In May of 2012 Kenny and I welcomed our baby girl, Lucy Grace. Lucy was diagnosed with Spina Bifida when I was 20 weeks pregnant. Like many other families our experience was difficult and painful to talk about in the beginning. I have attempted to document our journey with SB so our family and friends can stay informed. Although we had some serious medical challenges in the first few months, Spina Bifida does not define our daughter or our family. Kenny and I are so lucky to have two kids we adore. This is our life with a 7 yr old and an infant....with an SB twist!
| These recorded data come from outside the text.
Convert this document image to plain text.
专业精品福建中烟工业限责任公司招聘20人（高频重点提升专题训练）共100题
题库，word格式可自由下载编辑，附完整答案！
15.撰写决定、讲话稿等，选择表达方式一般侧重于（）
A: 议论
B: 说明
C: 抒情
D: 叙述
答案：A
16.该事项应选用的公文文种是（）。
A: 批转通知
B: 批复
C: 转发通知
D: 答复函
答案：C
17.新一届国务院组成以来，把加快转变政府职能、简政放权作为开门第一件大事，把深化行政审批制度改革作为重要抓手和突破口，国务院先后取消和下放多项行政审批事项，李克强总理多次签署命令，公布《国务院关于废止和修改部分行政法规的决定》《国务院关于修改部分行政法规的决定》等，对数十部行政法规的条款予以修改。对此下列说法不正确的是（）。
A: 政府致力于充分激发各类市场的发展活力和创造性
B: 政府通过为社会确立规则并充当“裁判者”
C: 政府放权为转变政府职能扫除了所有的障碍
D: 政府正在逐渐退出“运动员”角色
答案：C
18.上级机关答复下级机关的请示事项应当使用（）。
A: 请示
Wednesday, August 15, 2012

Spina Bifida?

I feel like I had sort of a full circle spina bifida moment today. I took Lucy to the hospital to see how her infection had progressed. Finally some good news: after 26 days on IV antibiotics the PICC line can come out! As we sat in radiology waiting for the doctor to remove it, a nurse came in to check on us. She asked why Lucy had a PICC and I explained she had SB and had developed an infection on her back which required the IV. She looked sort of puzzled and said "oh well if she has SB it must be a mild case, huh?". I'm sorry, did you just say "if"? I am sure she did not mean much by her comment. She might have even meant it as a compliment. I just couldn't seem to get it out of my head though. Since our initial diagnosis almost seven months ago, my greatest wish was that our baby could just be normal. That she wouldn't have to stand out or be judged by her condition. Now in this one moment I felt like I was defending the fact that my normal baby did in fact have spina bifida. 

It was a two minute conversation with someone I will never see again. I think I was more shocked by how her comment made me feel than the fact that she said it. Everyone's SB journey is different. I know that there are so many families that experience much harder times than we have. But these last three months since our little meatball was born have quite possibly been the hardest times I have ever experienced. Two surgeries, five hospital stays in the first two months followed by 26 days of IV's, and ENDLESS hours spent at doctors appointments. We still have a few major hurdles to get over but in the grand SB scheme our little LuLu is doing pretty darn good. I think back to the day of our diagnosis. The day we found out we were having a baby girl. The day we were first given the option to terminate the pregnancy. It is such a difficult time filled with so many questions and almost no answers. Once we got to meet our sweet baby girl it made everything worth it. We would go through anything for her. So although I had a negative reaction to that nurse's comment, I hope one day my daughter can just laugh it off and be able to say "yeah, I get that a lot".